Ксандер находит меня рядом с Каем. — Лейна послала за тобой, — говорит он. — Пора возвращаться к работе.
— Кай оказался без капельницы, — объясняю я. — Я хочу остаться здесь, пока ему не станет лучше.
— Этого не должно было случиться, — говорит Ксандер. — Я передам Океру.
— Хорошо. — Гнев Окера гораздо сильнее повлияет на лидеров деревни, чем мой.
— Я вернусь, — говорю я Каю, в надежде, что он все же слышит. — Как только смогу.
***
За лазаретом деревья растут впритык к деревенским постройкам. Ветви поскрипывают и что-то напевают, когда ветер трет их друг о друга. Сколько здесь жизни! Травы, цветы, листья, и люди, которые ходят, говорят, живут.
— Мне так жаль, за эти синие таблетки, — говорит Ксандер. — Я... ты могла умереть. Я так виноват.

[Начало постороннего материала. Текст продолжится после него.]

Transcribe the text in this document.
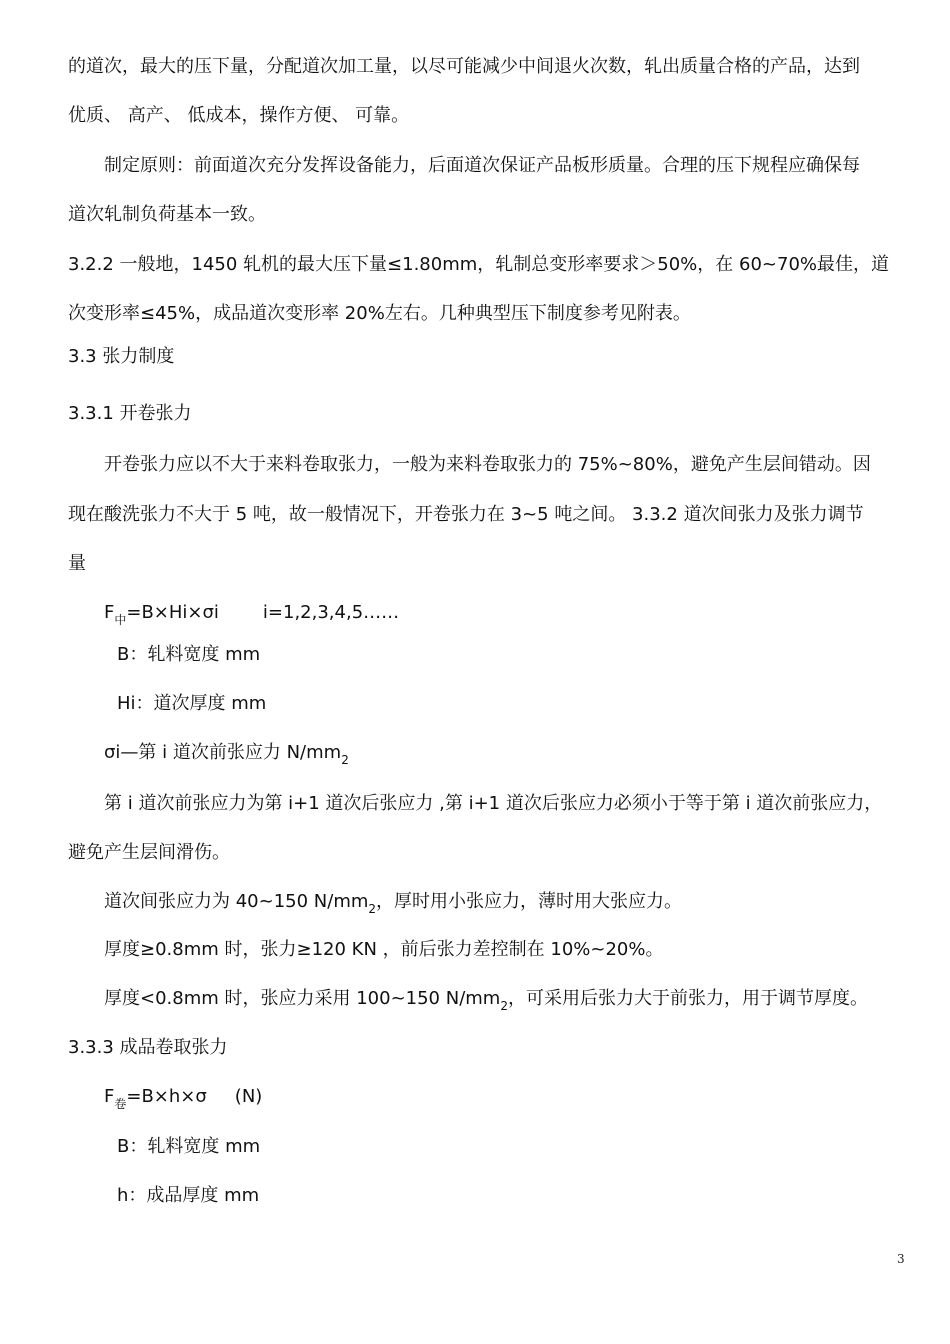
的道次，最大的压下量，分配道次加工量，以尽可能减少中间退火次数，轧出质量合格的产品，达到
优质、 高产、 低成本，操作方便、 可靠。
制定原则：前面道次充分发挥设备能力，后面道次保证产品板形质量。合理的压下规程应确保每
道次轧制负荷基本一致。
3.2.2 一般地，1450 轧机的最大压下量≤1.80mm，轧制总变形率要求＞50%，在 60~70%最佳，道
次变形率≤45%，成品道次变形率 20%左右。几种典型压下制度参考见附表。
3.3 张力制度
3.3.1 开卷张力
开卷张力应以不大于来料卷取张力，一般为来料卷取张力的 75%~80%，避免产生层间错动。因
现在酸洗张力不大于 5 吨，故一般情况下，开卷张力在 3~5 吨之间。 3.3.2 道次间张力及张力调节
量
$F_中=B\times Hi\times\sigma i$ i=1,2,3,4,5……
B：轧料宽度 mm
Hi：道次厚度 mm
σi—第 i 道次前张应力 $N/mm_2$
第 i 道次前张应力为第 i+1 道次后张应力 ,第 i+1 道次后张应力必须小于等于第 i 道次前张应力，
避免产生层间滑伤。
道次间张应力为 40~150 $N/mm_2$，厚时用小张应力，薄时用大张应力。
厚度≥0.8mm 时，张力≥120 KN ，前后张力差控制在 10%~20%。
厚度<0.8mm 时，张应力采用 100~150 $N/mm_2$，可采用后张力大于前张力，用于调节厚度。
3.3.3 成品卷取张力
$F_卷=B\times h\times\sigma$ (N)
B：轧料宽度 mm
h：成品厚度 mm
3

— Нет, — отвечаю я. — Ты не знал.
— Ты никогда не принимала таблетку? Нет же?
— Принимала. Но со мной все хорошо. Я продолжала идти.
— Но как? — удивляется он.
Я продолжала идти, думая о Кае. Но как я могу сказать это Ксандеру?
— Я просто шла, — повторяю я. — И записки в таблетках тоже помогли.
Ксандер улыбается.
— На одной записке ты упомянул про секрет, — продолжаю я. — В чем он заключался?
— Что я член Восстания, — отвечает Ксандер.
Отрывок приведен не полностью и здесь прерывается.